Gaza protests sweep US university campuses despite crackdown, hundreds arrested
Despite police crackdown on protesters at Columbia University and New York University arresting hundreds of protesters on charges of ‘trespasses’ at their own campuses, staging demonstration is spreading on university and college campuses all across the United States demanding immediate ceasefire in Gaza.
The movement, which began at Columbia University in New York last week, is calling on universities to cut financial ties to Israel and divest from companies they say are enabling its brutal war in Gaza.
At least 34,262 Palestinians have been killed in Israeli attacks on the besieged enclave since October 7, when fighters from Hamas attacked southern Israel, killing 1,139 people and taking dozens of people captive, reports Al Jazeera.
The student-led protests have been peaceful and largely respectful, but have been met by heavy-handed action from many universities amid allegations of anti-Semitism.
The biggest rally on Wednesday took place at UT Austin where hundreds of students staged a walkout and marched to the campus’s main lawn, where they planned to set up an encampment. But the university said it would “not tolerate disruptions” and called in local and state police to disperse the crowds.
Hundreds of officers arrived at the scene, some on horseback. Holding batons, they charged at the crowds and forcefully arrested several students.
At least 34 were taken into custody, the Texas Department of Public Safety said.
Jeremi Suri, who is Jewish and a professor of history at UT Austin, told media there was “nothing anti-Semitic” about the protests.
“These students were shouting ‘free Palestine’, that’s all,” he said. “They were saying nothing that was threatening.

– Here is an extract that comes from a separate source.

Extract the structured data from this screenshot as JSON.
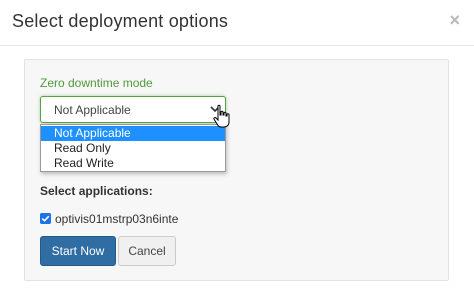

And as they were standing and shouting, I witnessed the police – the state police, the campus police, the city police – an army of police almost the size as the student group … many were carrying guns, many were carrying rifles, and then, within a few minutes, this group of police stormed into the student crowd and started arresting students.”
At the USC campus in Los Angeles, efforts by students to set up an encampment were also met with force.
Campus security scuffled with students as they took down tents, and dozens of police officers holding batons and wearing helmets later moved in to arrest the protesters as helicopters hovered overhead.
The Los Angeles Police Department said some 93 people were arrested in and around the USC campus.
Jody Armour, a law professor at the university, said officials were using claims of anti-Semitism to try and silence the protests.
“Being opposed to Israel’s slaughter in Gaza that the UN has said may plausibly be genocide, does not mean that you’re anti-Semitic, and we need to stop allowing people to weaponise anti-Semitism against real valid protests.”
On the other side of the country, in Cambridge, Massachusetts, hundreds of students at Harvard University set up their own encampment at Harvard Yard, despite the university closing the space and threatening “disciplinary action” against students for setting up tents without prior permission. The protesting students were calling for the institution to divest from Israel and also lift the suspension of a pro-Palestine group called the Harvard Undergraduate Palestine Solidarity Committee.
Similar scenes played out at Brown University in Providence, Rhode Island.
The New York Times said students there had erected some 40 tents by Wednesday afternoon, despite the university threatening “proceedings” against the students if they did not clear out.
At Columbia University in New York, meanwhile, there was an uneasy truce between students and officials.
The university, which called in police to clear an encampment last week resulting in the arrest of more than 100 students, is currently in talks with the students to dismantle the protest camp and averted another confrontation by extending a deadline for dispersal by another 48 hours.
White House spokeswoman Karine Jean-Pierre, meanwhile, said Biden backed free speech.
“The president believes that free speech, debate and nondiscrimination on college campuses are important,” she told reporters.